The syslog messages can be caused by the device not getting PSH/Acknowledgements from a TACACS server after a TACACS accounting message (such as Missing “R : Authentication”, “R : Accounting” messages) is sent.
The following is seen in the messages log even though there is not a problem pinging the server (Server is reachable) and other nodes do not have any messages logged:
MX960 mgd[9411]: UI_TACPLUS_ERROR: TACACS+ failure: Network read timed out MX960 mgd[8677]: UI_TACPLUS_ERROR: TACACS+ failure: Network read timed out MX960 mgd[9531]: UI_TACPLUS_ERROR: TACACS+ failure: Network read timed out
PUH/ACK is not coming to the client from the TACACS server.
To trigger the issue, set an input firewall filter to discard (not receive) the TCP PUH/ACK packets coming from the TACACS server:
jun@MX960_MODEL1# show
interfaces {
fxp0 {
unit 0 {
family inet {
filter {
input PROTECHOST;
}
address 172.27.14.78/24;
}
}
}
}
firewall {
filter PROTECHOST {
term Rate_Limit {
from {
destination-address {
172.27.14.78/32;
}
protocol tcp;
tcp-flags 0x18; <---PUH/ACK
}
then {
count TCP_Conection;
discard;
}
}
term 10 {
then accept;
}
}
Cisco TACACS server works abnormally on the TCP flow.
Normal TACACS TCP conversation:
172.27.14.78 = TACACS client
172.27.14.177 = TACACS server (Cisco ACS)
Notice the “TACACS+ Q:Authentication” is followed by “TACACS+ R:Authentication” with nothing in between.
Abnormal TACACS TCP conversation:
61.78.42.172 = client
203.236.108.138 = TACACS server (Cisco ACS)
After the client sends “TACACS+ Q:Authentication”, the server sends back a TCP ACK message on it.

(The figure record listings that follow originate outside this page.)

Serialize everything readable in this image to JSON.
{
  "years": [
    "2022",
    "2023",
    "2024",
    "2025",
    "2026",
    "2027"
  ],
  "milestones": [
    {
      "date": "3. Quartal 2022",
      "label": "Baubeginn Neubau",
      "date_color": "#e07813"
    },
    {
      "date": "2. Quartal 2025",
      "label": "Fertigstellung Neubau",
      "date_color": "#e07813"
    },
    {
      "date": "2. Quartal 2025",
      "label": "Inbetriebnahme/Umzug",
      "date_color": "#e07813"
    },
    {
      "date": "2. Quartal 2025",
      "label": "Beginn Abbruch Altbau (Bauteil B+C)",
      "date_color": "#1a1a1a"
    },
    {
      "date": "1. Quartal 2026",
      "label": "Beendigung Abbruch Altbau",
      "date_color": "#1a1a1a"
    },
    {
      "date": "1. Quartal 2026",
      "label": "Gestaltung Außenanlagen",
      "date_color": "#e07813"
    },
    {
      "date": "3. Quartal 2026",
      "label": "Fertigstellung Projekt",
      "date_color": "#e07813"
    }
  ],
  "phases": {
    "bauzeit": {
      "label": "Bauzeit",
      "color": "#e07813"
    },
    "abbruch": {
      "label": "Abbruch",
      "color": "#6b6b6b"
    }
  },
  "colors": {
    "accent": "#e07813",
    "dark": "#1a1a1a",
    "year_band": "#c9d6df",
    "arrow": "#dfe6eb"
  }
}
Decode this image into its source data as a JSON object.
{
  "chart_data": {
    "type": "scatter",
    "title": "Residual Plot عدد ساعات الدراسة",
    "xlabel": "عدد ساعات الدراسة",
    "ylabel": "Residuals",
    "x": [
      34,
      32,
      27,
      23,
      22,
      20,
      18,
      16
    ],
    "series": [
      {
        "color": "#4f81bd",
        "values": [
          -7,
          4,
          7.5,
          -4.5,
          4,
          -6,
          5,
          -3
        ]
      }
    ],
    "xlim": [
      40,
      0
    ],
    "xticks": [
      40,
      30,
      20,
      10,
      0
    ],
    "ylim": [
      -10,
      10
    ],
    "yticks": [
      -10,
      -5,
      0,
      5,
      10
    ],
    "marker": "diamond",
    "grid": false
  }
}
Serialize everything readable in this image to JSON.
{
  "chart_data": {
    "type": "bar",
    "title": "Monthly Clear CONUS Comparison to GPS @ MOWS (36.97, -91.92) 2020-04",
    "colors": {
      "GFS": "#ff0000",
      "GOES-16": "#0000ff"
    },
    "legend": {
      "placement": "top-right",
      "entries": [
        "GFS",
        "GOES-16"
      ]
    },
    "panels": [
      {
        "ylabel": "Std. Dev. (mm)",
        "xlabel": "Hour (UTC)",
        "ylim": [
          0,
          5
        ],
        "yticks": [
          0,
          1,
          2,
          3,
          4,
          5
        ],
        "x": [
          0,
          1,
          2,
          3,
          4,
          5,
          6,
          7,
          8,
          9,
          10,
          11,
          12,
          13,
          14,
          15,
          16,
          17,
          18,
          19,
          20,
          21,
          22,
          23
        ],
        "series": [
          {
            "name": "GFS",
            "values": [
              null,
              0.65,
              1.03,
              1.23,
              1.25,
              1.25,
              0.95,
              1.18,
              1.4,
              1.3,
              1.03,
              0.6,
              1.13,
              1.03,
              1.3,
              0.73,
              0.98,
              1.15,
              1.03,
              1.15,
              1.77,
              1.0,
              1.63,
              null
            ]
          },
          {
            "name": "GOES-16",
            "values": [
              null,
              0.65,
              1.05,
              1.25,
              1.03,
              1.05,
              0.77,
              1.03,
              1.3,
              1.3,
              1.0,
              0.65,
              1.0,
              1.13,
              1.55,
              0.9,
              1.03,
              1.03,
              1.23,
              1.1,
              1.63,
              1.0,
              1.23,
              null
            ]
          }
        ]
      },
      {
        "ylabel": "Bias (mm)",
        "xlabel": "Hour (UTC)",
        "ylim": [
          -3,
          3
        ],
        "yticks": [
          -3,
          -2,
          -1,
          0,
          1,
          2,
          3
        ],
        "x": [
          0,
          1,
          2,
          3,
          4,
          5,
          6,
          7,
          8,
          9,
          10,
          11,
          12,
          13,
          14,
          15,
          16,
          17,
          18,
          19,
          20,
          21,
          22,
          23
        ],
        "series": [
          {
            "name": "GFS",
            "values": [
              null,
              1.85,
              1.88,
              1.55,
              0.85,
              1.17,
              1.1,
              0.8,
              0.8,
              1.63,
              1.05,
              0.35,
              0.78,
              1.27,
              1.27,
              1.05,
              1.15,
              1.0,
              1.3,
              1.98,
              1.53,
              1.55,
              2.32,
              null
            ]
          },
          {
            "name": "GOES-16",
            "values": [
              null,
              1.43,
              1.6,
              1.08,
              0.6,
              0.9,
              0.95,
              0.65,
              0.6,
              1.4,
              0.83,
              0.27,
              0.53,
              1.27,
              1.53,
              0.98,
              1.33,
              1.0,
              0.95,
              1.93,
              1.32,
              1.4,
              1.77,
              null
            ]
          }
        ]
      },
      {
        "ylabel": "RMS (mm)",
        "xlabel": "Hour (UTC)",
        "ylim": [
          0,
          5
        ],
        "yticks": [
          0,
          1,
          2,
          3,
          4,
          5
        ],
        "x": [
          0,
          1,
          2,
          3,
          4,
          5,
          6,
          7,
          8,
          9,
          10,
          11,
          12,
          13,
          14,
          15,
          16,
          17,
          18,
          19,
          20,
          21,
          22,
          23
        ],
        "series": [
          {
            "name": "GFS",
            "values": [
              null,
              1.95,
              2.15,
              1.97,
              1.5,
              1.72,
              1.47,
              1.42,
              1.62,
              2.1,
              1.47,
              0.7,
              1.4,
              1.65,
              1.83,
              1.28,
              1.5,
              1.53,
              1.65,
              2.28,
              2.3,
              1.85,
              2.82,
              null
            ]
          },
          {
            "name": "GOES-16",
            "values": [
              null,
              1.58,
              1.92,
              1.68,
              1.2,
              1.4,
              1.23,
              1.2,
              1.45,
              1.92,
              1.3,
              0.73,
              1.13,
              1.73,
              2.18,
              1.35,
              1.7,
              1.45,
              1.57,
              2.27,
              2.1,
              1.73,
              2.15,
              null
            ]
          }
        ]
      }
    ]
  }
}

The server must send “TACACS+ R: Authentication”. The client(=61.78.42.172) waits for “R:Authentication” from TACACS server. (It’s the same as not receiving “R : Accounting”).
As a result, the client did not receive an “R_Authentication” message and logs the “Network read timed out” message.
Analyze the conversation in Wireshark to verify there are no abnormalities such as a failure to receive acknowledgements or missing packets.